Image by JOVO JOVANOVIC / Stocksy

A thorough stretch may seem like second nature before and after a workout, but less natural while watching TV or during working hours. According to a recent study, though, it might be time to increase those bendy habits. The study, published in The Journal of Physiology, says stretching the legs at least five times a week may lower cardiovascular disease risks.

In the study, a group of 39 men and women were split into two groups. One group didn't participate in any stretching, and the other group performed leg stretches five times a week for 12 weeks. 

The study focused specifically on passive stretching of the legs. Passive stretching is any stretch that requires an external force, such as a partner, a training band, or even gravity. Barre stretches—which require a bar or chair to balance on—are an example of passive stretching. As are quad stretches, where you hold your foot behind your leg. 

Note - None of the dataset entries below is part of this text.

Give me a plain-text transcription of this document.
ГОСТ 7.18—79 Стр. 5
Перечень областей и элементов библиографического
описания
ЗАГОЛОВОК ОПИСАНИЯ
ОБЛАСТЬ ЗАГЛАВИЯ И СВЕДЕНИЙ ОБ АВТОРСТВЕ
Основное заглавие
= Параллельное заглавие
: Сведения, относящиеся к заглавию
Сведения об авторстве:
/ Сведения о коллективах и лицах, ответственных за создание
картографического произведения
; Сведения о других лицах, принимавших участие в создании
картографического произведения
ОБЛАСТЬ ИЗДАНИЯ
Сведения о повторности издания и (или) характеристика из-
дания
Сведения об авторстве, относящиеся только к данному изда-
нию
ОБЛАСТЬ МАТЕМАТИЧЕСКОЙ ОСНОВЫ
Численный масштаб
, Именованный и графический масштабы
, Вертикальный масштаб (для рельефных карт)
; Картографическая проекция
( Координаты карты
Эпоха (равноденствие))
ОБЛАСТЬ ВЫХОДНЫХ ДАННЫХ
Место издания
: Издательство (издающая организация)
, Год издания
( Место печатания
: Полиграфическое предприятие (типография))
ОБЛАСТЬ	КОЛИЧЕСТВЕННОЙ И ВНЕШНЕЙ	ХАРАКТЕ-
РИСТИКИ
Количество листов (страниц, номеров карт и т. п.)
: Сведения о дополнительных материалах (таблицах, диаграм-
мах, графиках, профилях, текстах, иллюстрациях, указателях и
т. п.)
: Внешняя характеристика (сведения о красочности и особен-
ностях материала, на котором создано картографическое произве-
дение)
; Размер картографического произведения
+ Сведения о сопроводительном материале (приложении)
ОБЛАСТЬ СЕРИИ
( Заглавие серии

After the 12 weeks ended, the passive stretching group showed a significant improvement in blood flow, dilation of the arteries, and stiffness. The changes were noticeable in both the upper arm and the lower leg. 

Since stiff arteries and poor blood flow increase the risk of heart disease and stroke, the researchers suggest performing passive leg stretches at least five days a week can lower those risks. 

"This new application of stretching is especially relevant in the current pandemic period of increased confinement to our homes," study author Emiliano Ce, Ph.D., said in a news release, "where the possibility of performing beneficial training to improve and prevent heart disease, stroke, and other conditions is limited." 

The study featured healthy individuals, and further research should also look at patients with preexisting cardiovascular issues. This will help determine whether or not passive stretching can serve as a natural preventive treatment for cardiovascular risks.